For anyone who might have assumed that self-taught sculptor, engraver and painter, Rubem Valentim (1922-1991), was an unknown artist, a quick Internet search for his name reveals just how much the visual reality he created is alive and well. He is mentioned on sites promising “rare” works, on art gallery pages, in re-interpretations of his works by elementary school art classes, in versions of his works made with needle and cloth, in sculptures or reliefs with Elmer’s glue and glitter on arts and crafts sites, in exhibition reports, quotes in texts, as well as innumerable references to his biography both in Brazil and abroad.
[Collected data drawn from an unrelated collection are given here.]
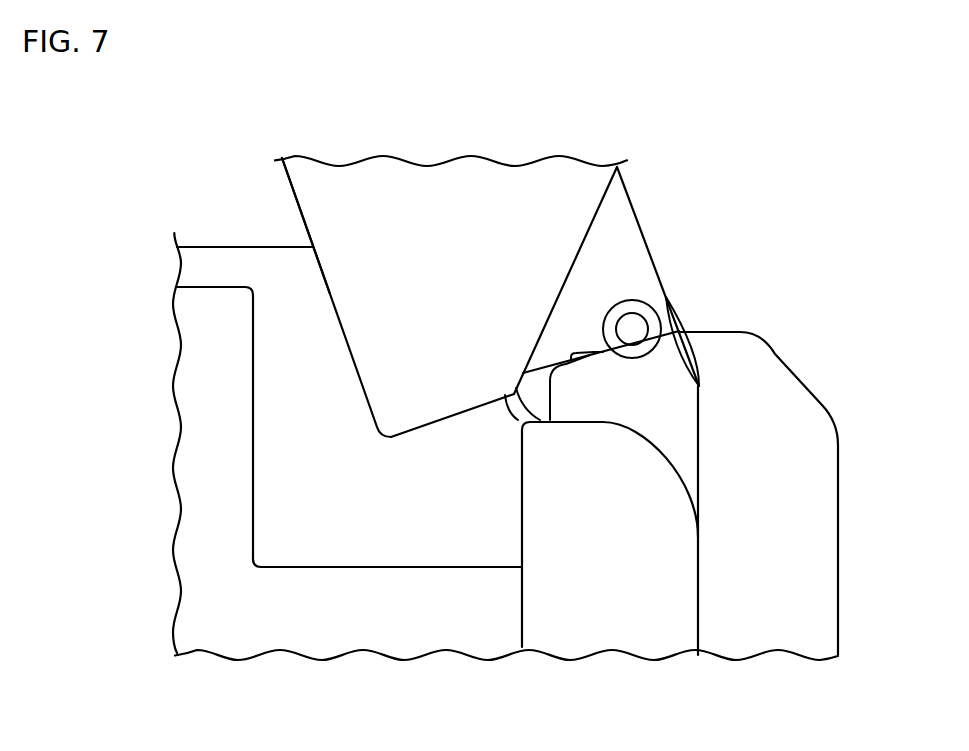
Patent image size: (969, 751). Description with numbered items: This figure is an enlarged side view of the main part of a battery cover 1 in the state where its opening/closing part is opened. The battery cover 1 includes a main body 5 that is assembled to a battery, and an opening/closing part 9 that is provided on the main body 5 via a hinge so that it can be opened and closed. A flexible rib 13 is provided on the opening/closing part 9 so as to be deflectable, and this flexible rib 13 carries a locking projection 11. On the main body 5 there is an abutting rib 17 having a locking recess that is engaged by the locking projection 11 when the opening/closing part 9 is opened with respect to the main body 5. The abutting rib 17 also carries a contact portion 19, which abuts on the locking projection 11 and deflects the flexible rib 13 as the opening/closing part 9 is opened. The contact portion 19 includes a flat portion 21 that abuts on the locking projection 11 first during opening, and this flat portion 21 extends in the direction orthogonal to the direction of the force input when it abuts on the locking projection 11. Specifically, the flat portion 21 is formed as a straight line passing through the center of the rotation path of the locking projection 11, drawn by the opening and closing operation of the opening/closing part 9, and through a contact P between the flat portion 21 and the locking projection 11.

The battery cover 1 is at (423, 154).
The main body 5 is at (405, 517).
The opening/closing part 9 is at (320, 207).
The locking projection 11 is at (632, 323).
The flexible rib 13 is at (615, 225).
The abutting rib 17 is at (610, 400).
The contact portion 19 is at (572, 353).
The flat portion 21 is at (667, 320).
The contact P is at (634, 345).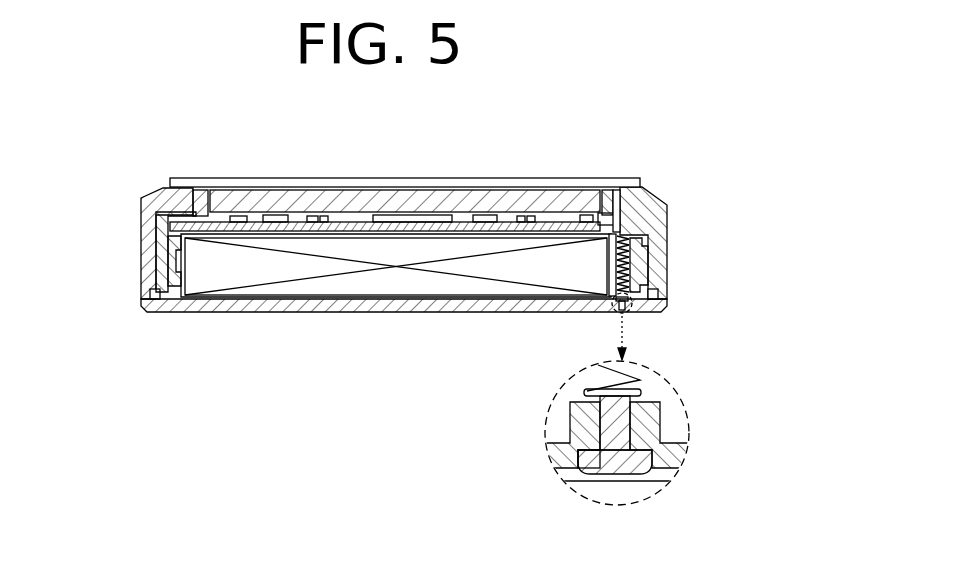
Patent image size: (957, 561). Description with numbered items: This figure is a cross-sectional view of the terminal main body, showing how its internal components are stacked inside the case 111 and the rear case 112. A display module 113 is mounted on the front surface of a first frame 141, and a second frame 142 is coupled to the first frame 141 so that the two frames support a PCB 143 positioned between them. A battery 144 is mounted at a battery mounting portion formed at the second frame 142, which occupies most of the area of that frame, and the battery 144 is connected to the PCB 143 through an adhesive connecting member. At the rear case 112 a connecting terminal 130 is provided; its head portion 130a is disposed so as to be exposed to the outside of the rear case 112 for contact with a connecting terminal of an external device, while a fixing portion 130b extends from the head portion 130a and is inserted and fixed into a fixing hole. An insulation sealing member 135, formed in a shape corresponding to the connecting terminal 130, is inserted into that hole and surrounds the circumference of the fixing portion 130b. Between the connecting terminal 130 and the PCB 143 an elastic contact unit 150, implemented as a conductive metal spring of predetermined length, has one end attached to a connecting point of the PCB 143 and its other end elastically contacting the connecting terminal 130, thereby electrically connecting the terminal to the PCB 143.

The front case 111 is at (161, 194).
The rear case 112 is at (260, 300).
The display module 113 is at (532, 200).
The first frame 141 is at (157, 222).
The second frame 142 is at (164, 263).
The PCB 143 is at (617, 205).
The battery 144 is at (397, 283).
The elastic contact unit 150 is at (641, 262).
The connecting terminal 130 is at (697, 438).
The head portion 130a is at (620, 422).
The fixing portion 130b is at (652, 462).
The insulation sealing member 135 is at (578, 458).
His name and work appeared in the ENEM, Brazil’s national secondary education exam, in 2017, which, in light of the discussion on Brazilian cultural diversity, raised an issue linking the image of Emblema 78 (in which you can see the double-bladed axe of Xango, the Yoruba orisha of fire) to National Modernism.
“Truly Brazilian” Art
According to critic Mario Pedrosa (1900-1981), Rubem Valentim is “anthropophagic”, a cultural cannibal, since he was able to combine an Afro-Amerindian-Brazilian aesthetic repertoire with European methods. This new arrangement is what allowed him to defend his “truly Brazilian” art form by advocating for the value of poetics structured on these cross-references. 27 years after his death, the artist’s vast body of work has made his name even more of a requirement for those who want to understand the ramifications of the meeting of Afro-Brazilian cultural traditions and the geometric abstract constructivist thinking that has spread across Brazil since the 1950s.